Abdulbakî Gölpınarlı
Şüphe yok ki benim senin Rabbin, çıkar ayakkabılarını, kutlu vadidesin, Tuva'dasın sen.
Öztürk
"Benim ben, senin Rabbin! Hadi, pabuçlarını çıkar; sen kutsal vadide, Tuva'dasın."
Çeviriyazı
innî ene rabbüke faḫla` na`leyk. inneke bilvâdi-lmüḳaddesi ṭuvâ.
Diyanet Vakfı
Muhakkak ki ben, evet ben senin Rabbinim! Hemen pabuçlarını çıkar! Çünkü sen kutsal vadi Tuva'dasın!
Elmalılı Hamdi Yazır
"Ben şüphesiz senin Rabbinim.
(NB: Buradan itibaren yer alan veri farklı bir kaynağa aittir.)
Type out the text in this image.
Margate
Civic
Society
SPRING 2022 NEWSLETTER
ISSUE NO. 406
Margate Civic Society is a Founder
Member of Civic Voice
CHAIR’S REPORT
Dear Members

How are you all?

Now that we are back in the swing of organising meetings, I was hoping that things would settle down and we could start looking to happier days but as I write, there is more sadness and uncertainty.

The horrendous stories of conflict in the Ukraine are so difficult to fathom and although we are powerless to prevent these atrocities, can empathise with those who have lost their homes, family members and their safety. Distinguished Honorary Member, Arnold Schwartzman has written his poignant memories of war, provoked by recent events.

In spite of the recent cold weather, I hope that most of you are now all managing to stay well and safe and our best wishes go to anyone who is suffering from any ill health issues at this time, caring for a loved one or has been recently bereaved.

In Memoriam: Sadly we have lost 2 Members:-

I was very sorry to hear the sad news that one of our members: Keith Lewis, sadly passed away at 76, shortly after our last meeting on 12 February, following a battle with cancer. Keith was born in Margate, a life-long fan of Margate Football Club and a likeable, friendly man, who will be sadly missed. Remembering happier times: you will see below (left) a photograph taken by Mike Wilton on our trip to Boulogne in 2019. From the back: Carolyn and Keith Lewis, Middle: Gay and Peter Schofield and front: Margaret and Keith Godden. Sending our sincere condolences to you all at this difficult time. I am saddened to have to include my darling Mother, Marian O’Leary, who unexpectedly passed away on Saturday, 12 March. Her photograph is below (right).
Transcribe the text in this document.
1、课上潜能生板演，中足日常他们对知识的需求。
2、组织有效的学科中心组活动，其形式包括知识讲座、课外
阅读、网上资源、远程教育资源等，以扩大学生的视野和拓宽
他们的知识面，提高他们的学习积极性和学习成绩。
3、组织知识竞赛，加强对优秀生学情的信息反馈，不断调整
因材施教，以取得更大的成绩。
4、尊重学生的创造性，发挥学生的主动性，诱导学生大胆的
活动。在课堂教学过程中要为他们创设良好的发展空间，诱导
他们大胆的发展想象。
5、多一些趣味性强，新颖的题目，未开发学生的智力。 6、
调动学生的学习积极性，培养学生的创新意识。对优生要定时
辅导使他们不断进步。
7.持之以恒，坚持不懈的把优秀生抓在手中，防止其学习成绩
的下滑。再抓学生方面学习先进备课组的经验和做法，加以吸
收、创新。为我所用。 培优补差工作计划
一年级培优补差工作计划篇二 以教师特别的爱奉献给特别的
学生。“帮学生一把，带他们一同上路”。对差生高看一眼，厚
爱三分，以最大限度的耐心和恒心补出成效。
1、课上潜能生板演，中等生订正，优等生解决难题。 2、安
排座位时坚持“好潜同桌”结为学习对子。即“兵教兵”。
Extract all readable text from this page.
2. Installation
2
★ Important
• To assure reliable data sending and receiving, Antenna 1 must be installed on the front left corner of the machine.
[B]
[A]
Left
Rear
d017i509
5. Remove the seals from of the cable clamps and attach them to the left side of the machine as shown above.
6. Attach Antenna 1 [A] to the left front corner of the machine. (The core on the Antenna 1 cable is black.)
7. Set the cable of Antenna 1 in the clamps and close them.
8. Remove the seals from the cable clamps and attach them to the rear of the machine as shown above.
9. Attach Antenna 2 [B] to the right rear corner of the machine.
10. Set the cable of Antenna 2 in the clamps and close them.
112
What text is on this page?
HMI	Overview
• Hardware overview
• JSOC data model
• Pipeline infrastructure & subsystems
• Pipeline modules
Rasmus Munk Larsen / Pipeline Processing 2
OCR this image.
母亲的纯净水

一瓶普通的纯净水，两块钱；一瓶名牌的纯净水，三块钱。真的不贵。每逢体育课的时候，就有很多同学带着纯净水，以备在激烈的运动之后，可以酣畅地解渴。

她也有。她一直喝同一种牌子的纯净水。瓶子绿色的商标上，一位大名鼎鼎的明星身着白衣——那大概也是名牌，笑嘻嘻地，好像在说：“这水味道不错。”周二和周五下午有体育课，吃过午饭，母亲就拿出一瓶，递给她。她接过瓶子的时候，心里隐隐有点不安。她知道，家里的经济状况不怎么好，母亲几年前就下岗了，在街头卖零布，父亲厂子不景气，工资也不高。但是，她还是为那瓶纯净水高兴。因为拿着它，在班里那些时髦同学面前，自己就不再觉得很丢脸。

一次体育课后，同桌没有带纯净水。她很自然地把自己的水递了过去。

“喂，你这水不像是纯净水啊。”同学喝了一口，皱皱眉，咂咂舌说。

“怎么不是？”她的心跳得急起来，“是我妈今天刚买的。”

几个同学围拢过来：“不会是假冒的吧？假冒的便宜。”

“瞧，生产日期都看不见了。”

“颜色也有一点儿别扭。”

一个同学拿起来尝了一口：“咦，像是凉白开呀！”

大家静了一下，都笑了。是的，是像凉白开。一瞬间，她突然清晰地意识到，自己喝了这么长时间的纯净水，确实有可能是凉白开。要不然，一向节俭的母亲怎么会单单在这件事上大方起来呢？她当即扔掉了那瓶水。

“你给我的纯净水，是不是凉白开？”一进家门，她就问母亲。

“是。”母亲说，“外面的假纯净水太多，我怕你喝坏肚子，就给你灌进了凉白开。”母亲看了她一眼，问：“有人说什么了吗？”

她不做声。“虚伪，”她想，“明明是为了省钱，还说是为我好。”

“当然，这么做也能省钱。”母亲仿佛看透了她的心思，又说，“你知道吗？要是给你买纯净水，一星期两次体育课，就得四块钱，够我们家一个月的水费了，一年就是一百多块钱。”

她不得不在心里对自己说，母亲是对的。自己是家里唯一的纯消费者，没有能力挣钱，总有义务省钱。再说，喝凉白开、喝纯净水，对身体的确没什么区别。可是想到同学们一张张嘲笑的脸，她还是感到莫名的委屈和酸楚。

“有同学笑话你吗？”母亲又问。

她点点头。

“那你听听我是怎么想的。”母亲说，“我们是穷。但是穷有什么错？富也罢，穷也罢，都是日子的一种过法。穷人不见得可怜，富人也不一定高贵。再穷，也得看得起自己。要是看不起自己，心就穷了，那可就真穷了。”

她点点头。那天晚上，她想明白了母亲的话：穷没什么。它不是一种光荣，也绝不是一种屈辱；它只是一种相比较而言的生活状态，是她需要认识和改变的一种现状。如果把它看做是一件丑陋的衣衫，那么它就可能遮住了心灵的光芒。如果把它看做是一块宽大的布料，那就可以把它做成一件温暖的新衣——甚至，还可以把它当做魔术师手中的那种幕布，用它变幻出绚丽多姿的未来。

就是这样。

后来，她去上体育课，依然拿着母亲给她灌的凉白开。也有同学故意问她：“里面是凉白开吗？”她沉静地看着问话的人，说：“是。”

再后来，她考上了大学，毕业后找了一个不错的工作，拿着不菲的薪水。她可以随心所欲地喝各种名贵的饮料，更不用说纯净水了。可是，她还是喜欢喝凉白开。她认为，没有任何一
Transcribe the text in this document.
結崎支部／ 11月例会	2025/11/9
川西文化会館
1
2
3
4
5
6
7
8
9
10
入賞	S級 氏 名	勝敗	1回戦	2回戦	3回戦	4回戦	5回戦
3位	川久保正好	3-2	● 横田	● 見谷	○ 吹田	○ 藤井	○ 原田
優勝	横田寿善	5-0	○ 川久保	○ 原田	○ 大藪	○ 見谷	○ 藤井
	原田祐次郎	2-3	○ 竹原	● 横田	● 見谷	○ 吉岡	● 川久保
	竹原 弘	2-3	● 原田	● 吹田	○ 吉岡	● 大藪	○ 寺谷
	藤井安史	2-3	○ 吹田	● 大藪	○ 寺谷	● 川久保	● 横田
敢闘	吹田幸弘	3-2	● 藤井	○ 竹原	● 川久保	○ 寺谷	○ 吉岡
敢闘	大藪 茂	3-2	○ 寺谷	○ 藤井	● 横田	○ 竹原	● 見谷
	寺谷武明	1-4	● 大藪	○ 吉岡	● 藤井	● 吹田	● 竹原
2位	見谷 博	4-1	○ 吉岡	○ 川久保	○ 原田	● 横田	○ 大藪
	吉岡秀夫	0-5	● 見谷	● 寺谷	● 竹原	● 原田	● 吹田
Hemen ayakkabılarını çıkar, çünkü sen kutsal bir vadi olan Tuvâ'dasın."
Suat Yıldırım
“Haberin olsun: Senin Rabbin Benim!” denildi. “Çıkar pabuçlarını hemen! Çünkü kutsal vâdidesin sen! (Evet evet) Tûvâ'dasın sen!” [79,16] {KM, Çıkış 3,5}
Edip Yüksel
"Ben, evet Ben senin Rabbinim. Sandallarını çıkar. Çünkü sen kutsal vadide, Tuva'dasın."